È una scelta controcorrente in un’industria musicale che spesso premia chi elimina gli spigoli, evita argomenti scomodi e costruisce un prodotto adatto a tutti i mercati. Benito ha fatto l’esatto contrario. Ha scelto di raccontare la sua terra, la sua gente, le sue paure e le sue speranze.

Nel suo ultimo album, Debí Tirar Más Fotos, non parla soltanto di amore, nostalgia o relazioni finite. Parla di memoria. Di identità. Di emigrazione. Di appartenenza. Del rischio che una cultura possa essere cancellata lentamente dal turismo di massa, dalla speculazione immobiliare e dall’omologazione globale.

Molte delle canzoni del disco sono vere e proprie lettere d’amore a Porto Rico, ma anche richiami alla resistenza culturale di un popolo che non vuole diventare una cartolina per turisti o un prodotto da vendere al miglior offerente.

Brani come LO QUE LE PASÓ A HAWAii sono diventati manifesti contro la gentrificazione e contro un modello economico che rischia di trasformare i luoghi in semplici prodotti da consumare. Il parallelo tra Porto Rico e le Hawaii è tutt’altro che casuale: entrambe isole bellissime, entrambe profondamente segnate dal colonialismo e da un turismo che spesso arricchisce pochi e impoverisce chi ci vive.

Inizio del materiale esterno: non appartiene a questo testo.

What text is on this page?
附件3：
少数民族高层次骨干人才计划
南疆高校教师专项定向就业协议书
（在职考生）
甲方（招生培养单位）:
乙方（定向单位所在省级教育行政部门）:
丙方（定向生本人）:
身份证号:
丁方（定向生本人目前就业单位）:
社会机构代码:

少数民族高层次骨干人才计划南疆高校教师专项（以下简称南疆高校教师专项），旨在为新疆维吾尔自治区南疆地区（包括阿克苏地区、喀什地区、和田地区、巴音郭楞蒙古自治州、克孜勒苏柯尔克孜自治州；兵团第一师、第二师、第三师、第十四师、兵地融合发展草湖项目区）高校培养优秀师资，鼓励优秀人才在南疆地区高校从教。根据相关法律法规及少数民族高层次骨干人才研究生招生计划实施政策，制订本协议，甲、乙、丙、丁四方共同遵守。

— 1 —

Da sardo, è impossibile non cogliere alcuni punti di contatto. Non perché le realtà siano identiche, ma perché anche noi conosciamo bene il valore della nostra identità culturale e il rischio di vedere territori straordinari raccontati soltanto attraverso il filtro del consumo turistico.

Forse è proprio questo che rende (per me e per tanti!) così potenti questi concerti.

Quando Benito sale sul palco davanti a decine di migliaia di persone non sembra interessato soltanto a intrattenere. Vuole raccontare una storia. Vuole ricordare da dove viene. Vuole dimostrare che si può essere globali senza rinunciare alle proprie radici.

Ed è qualcosa che il pubblico percepisce immediatamente.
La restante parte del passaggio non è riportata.